Aluminum Foil And Baking Soda
Best For Stainless Steel Cookware with light to moderate burnt spots
Using aluminum foil and baking soda provides a gentle abrasive action to help remove burnt-on food from the pot. However, it is not recommended to use nonstick coating cookware as it can scratch the surface. Here is how to clean your burnt pots and pans using aluminum foil and baking soda
- Allow the burnt pot to cool down completely before starting the cleaning process, and fill the pot with warm water, ensuring that the burnt areas are fully submerged.
- Generously sprinkle baking soda directly onto the burnt spots in the pot, ensuring that the entire affected surface is covered.
- Take a sheet of aluminum foil and scrunch it into a ball or pad. This will create a mildly abrasive tool to help scrub the burnt residue.
- Using scrunched aluminum foil to scrub the pot, focusing on the burnt areas. Apply gentle pressure and use circular motions to work the baking soda into the burnt-on food, loosening it from the pot's surface.
- After scrubbing the pot, rinse it thoroughly with warm water to effectively remove any baking soda residue. If there are still stubborn burnt areas, you can repeat the process or create a paste of baking soda and water. Apply the paste to the burnt spots, let it sit for a while, and then scrub the pot again using aluminum foil or a non-abrasive sponge.

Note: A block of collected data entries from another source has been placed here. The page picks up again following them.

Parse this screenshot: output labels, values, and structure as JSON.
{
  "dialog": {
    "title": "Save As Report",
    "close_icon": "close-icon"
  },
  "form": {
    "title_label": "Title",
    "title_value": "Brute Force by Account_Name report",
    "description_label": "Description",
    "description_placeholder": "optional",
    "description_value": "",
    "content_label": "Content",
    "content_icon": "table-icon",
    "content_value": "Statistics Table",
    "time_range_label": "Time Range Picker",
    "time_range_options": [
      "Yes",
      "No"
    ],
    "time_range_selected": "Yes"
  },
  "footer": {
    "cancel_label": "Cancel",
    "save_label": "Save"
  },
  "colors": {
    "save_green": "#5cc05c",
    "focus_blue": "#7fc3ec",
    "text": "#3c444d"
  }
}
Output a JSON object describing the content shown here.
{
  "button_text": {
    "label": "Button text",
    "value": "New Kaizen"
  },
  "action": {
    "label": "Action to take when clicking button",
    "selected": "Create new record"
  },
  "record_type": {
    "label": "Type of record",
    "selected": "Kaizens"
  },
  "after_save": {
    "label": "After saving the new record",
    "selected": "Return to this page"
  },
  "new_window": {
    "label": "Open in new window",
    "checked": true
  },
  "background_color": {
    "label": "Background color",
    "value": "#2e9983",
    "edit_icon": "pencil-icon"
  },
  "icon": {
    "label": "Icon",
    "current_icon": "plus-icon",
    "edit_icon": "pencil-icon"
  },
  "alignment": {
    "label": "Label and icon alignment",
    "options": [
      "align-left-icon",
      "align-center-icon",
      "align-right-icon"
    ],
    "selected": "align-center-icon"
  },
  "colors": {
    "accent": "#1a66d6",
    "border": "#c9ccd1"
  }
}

- Once you have finished cleaning, rinse the pot thoroughly with warm water, ensuring the removal of any remaining residue or cleaning agents. After rinsing, dry the pot with a towel or let it air dry completely before storing.
Best For Heavily Stained Stainless Steel or metal cookware
Using a ball of stainless steel wool provides a rough surface to help remove burnt-on food from the pot, as the rough surface will help remove any residue. It is best to use for uncoated stainless steel pans, and avoid using it on any nonstick as it can damage the surface. To clean burned and stained stainless steel pans, here are the steps:
- Allow the burnt pot to cool down, and fill the pot with warm water, ensuring that the burnt areas are fully submerged.
- Wet the stainless steel dish scrubber with water and scrub the pot, focusing on the burnt areas. Apply gentle pressure while using circular motions to effectively loosen the burnt-on food from the surface of the pot. The abrasive surface of the scrubber will help remove the residue.
- If desired, you can add a small amount of dish soap to the pot to enhance the cleaning power. Mix the dish soap with the water and continue scrubbing. Continue scrubbing the pot until you have removed the burnt residue.
- After scrubbing the pot, make sure to rinse it thoroughly with warm water to remove any lingering residue or soap. If there are still stubborn burnt areas, you can repeat the process by adding more water and scrubbing with the stainless steel dish scrubber.
- Be sure to dry the pot with a towel or let it air dry completely before storing.